El último recuerdo vívido que guardo de ella es de su mano. El último recuerdo palpable. Si cierro los ojos, todavía la siento. Tibia, temblorosa, gruesa, de piel finita. Me dio la mano la noche del velorio de Osvaldito, mi tío. Su primer nieto en llegar, el primero en irse, a sus 44 años.
Aquella súbita intimidad con la nonna, mi bisabuela, aquel contacto mano-a-mano era tan poco habitual que llegué a sentirme incómoda. Entre incómoda y halagada. Qué responsabilidad sostener su mano en semejante circunstancia.
La manera que la nonna tenía de demostrar cariño era a través de la comida. Ahí sí se excedía. Podía pasarse horas en la cocina, amasando, cortando los tallarines con cuchillo, preparando la salsa de tomate. Era tan generosa con los condimentos como con las cantidades. Y no sólo servía pasta, tenía la costumbre de antecederla con una entrada y sucederla con un pollo con papas y ensalada. Hoy la imagen de ella cargando la fuente del pollo me da ternura, pero en ese entonces, sentada a la mesa y ya a esa altura hinchada como un sapo, sólo buscaba excusas.
La visitábamos seguido. Siempre los días domingos. Yo vivía en Belgrano, sobre la calle Juramento, y la nonna vivía en un barrio que quedaba a unos 40 minutos de auto. Mi universo geográfico conocido era tan reducido que aquel trayecto se sentía largo. Había que salirse de los límites de la burbuja para ir a verla, y alguna que otra vez protesté por ello.
Qué ironía. Nunca imaginé en aquel momento que años más tarde yo me mudaría, por esos caprichos del destino, a la vuelta de su casa, ya con hijas. Con una madre viviendo en la provincia de Buenos Aires y un padre en la provincia de Córdoba.
La única que todavía vive en Belgrano es mi abuela. Increíble cómo se invirtieron los barrios y cómo éstos, en contraste con las nuevas referencias, se acercaron. Así y todo, no siempre encuentro el hueco para que mis hijas visiten a su bisabuela como yo visitaba a la mía.

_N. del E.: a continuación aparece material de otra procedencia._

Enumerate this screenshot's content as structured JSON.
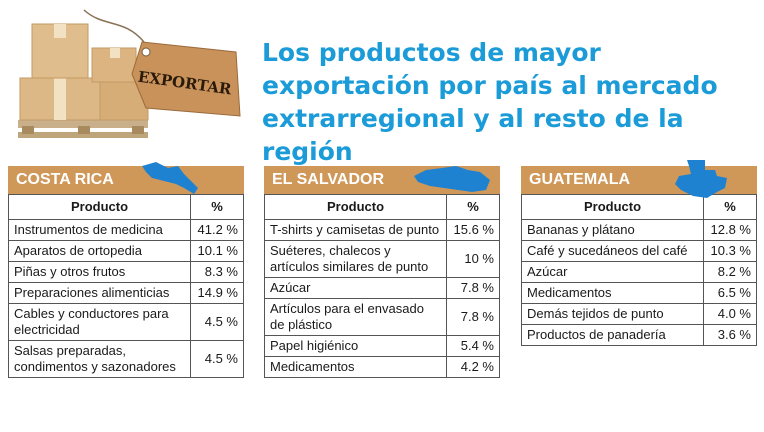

Escribo estas palabras en parte porque me organizan, o mejor dicho, porque me ayudan a tomar consciencia: es esperable que mis nenas quieran instalarse en un eterno juego con sus amigas, tan atrapadas como están en el presente, pero empujarlas, llevarlas a visitar a su bisabuela, más allá de expandir su radio de movimiento, va a nutrir su vida vincular de una manera distinta.*
Paso todos los días por la puerta del edificio de la nonna y más de una vez pienso: qué fácil sería tocarle el portero. Cómo me comería un plato de tallarines con tuco. Cómo me gustaría volver a internarme en su departamento sólo para curiosear aquellos adornos de cerámica, entre angelicales y aniñados. Y abrir los cajones para robarle caramelos... y sentarme unos segundos en aquella cama tan alta, con colchas celestes (¿celestes?), sólo para preguntarme por qué la nonna dormía en una cama tan alta, "¿será cosa de vieja?"
Pero hay distancias que no se resuelven con un viaje. Distancias que anulan toda posibilidad de encuentro, de un encuentro humano, palpable, sabroso, incluso incómodo.
Hay distancias que me obligan a recordarme: No dejes de alimentar el intercambio de tus hijas con su bisabuela... ahora que ella está. Acá. Acá nomás. A 40 minutos de colectivo o auto. Casi a la vuelta.
¿Conocieron ustedes a algún bisabuelo? ¿Qué recuerdan de él o ella? ¿Cómo es el vínculo de sus hijos con sus abuelos (con los abuelos de ustedes)?
*Además de enriquecer la vida de mi abuela.